To Accidentwalking here-high school student.
My name is loretta,and I'm so sorry you have RSD. It's important that you understand the many symptons of RSD. The more you know and understand what is happening to you will lessen your fear and get control of your health.
Many Drs. really don't have a lot of knowledge about RSD and how to treat it.
People are different in their reaction to medications and treatment. You are in the best place to get procedures that can put you in remission. If you get treatment in the first 6 months you have a good change to get blocks that stop the cycle of pain signals going to your brain. I did not get an accurate diagnosis for maybe 3 years......then the pain signals become independent pain signals. Do a lot of research before accepting a form of treatment.

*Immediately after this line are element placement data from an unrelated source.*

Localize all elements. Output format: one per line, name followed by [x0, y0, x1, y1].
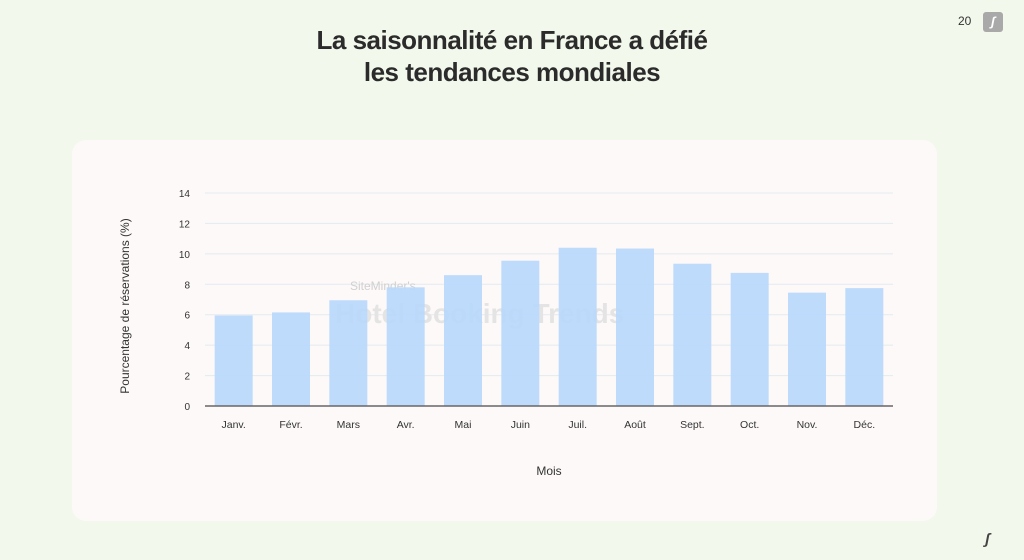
bar-Juin [501, 260, 540, 406]
x-tick-label: Août [624, 419, 646, 431]
brand-logo-icon: ʃ [983, 12, 1003, 32]
x-tick-label: Sept. [680, 419, 705, 431]
x-tick-label: Juin [511, 419, 530, 431]
title-line-1: La saisonnalité en France a défié [316, 25, 708, 55]
brand-logo-footer-icon: ʃ [985, 531, 990, 548]
bar-Déc. [845, 288, 884, 406]
bar-Juil. [558, 247, 597, 406]
y-tick-label: 2 [184, 372, 190, 383]
bar-Sept. [673, 263, 712, 406]
x-tick-label: Avr. [397, 419, 415, 431]
bar-Nov. [788, 292, 826, 406]
bar-Avr. [386, 287, 425, 406]
x-tick-label: Nov. [797, 419, 818, 431]
bar-Mars [329, 300, 368, 406]
y-axis-label: Pourcentage de réservations (%) [118, 218, 132, 393]
x-tick-label: Déc. [854, 419, 876, 431]
bar-Août [616, 248, 654, 406]
x-tick-label: Mars [337, 419, 360, 431]
x-tick-label: Mai [455, 419, 472, 431]
y-tick-label: 8 [184, 280, 190, 291]
y-tick-label: 4 [184, 341, 190, 352]
x-axis-label: Mois [536, 464, 561, 478]
bar-Janv. [214, 315, 253, 406]
x-tick-label: Janv. [222, 419, 246, 431]
x-tick-label: Oct. [740, 419, 759, 431]
page-title: La saisonnalité en France a défié les ten… [0, 24, 1024, 88]
bar-Oct. [730, 272, 769, 406]
y-tick-label: 14 [179, 189, 191, 200]
bar-Févr. [272, 312, 310, 406]
x-tick-label: Févr. [279, 419, 302, 431]
y-tick-label: 12 [179, 219, 191, 230]
y-tick-label: 10 [179, 250, 191, 261]
title-line-2: les tendances mondiales [363, 57, 661, 87]
bar-Mai [444, 275, 482, 406]
x-tick-label: Juil. [568, 419, 587, 431]
page-number: 20 [958, 14, 972, 28]
y-tick-label: 0 [184, 402, 190, 413]
y-tick-label: 6 [184, 311, 190, 322]
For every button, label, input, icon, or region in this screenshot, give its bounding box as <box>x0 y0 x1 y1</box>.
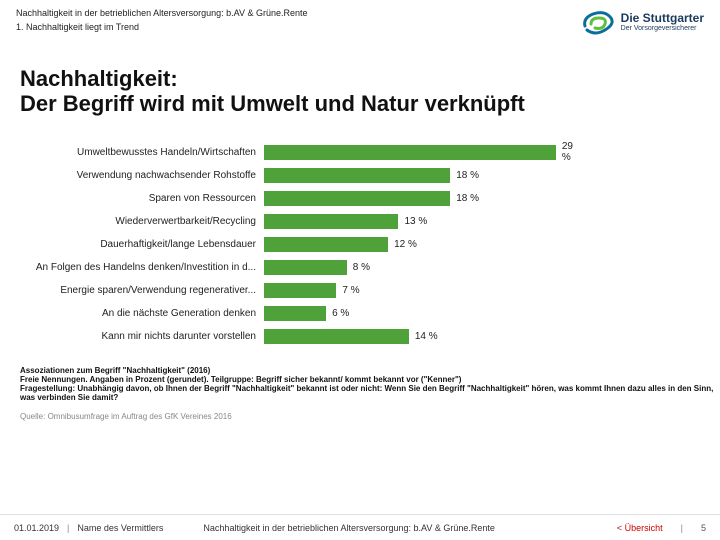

Ask you Dr. how many rsd patients he has treated. If you decide to get a block, it's done by an anethesiologist. Ask how many blocks he/she has done...I'm so sorry you have this monster of a disorder. Your right, it's difficult for anyone to really understand, even family. That's why this forum'is so wonderful. There are so many wonderful people, young ones in school and college. The people here have a tremendous amount of collective knowledge..Depression goes along with rsd, because the disorder affects the limbic part of your brain that controls emotions. It affects your blood pressure both high and low, your circulation, anti-depressant meds are effective for nerve pain. I am on two different ones. Also anti-seizure meds are effect on nerve pain. Neurotin has been used for years. I was on it for a long time, but I've switched to Lyrica and it is more effective. Besides Vicodin, I also take an anti-anxiety med. Also a sleeping pill occassionally. Two different blood pressure meds. I didn't have blood pressure issues before rsd. My daughter and I snow skied, water skied, played tennis (really we were fanatics) worked out together at a club. It is such a loss to loose being able to do all that. It is life changing. I went thru a serious grieving process. I have full body rsd now for 12 years. Mine started the day after surgery-I had frozen shoulder. I went thru about 100 physical treatments to get the range of motion back. A few months later it moved to the other shoulder- more therapy. Then my left hand was injured-a nerve pull while water skiing. more therapy so painful. use of my fingers is limited. it's like a frozen claw. then moved to other hand then moved down to both feel and lets. About 6% get full body. Where do you have rsd. what treatment plan do you have? Another site that answers many questions is rsdrx.com The puzzle part is very good. Having the right Dr. is so very important. Mine is just wonderful.He is a neurologist, phmacologist, and a phyciatrist. Please let
us know how you are doing. You can share your true feelings, it is such an adjustment in life and we can't do it by ourselves.Everyone here really cares.
Sincerely, loretta jewell from arizone.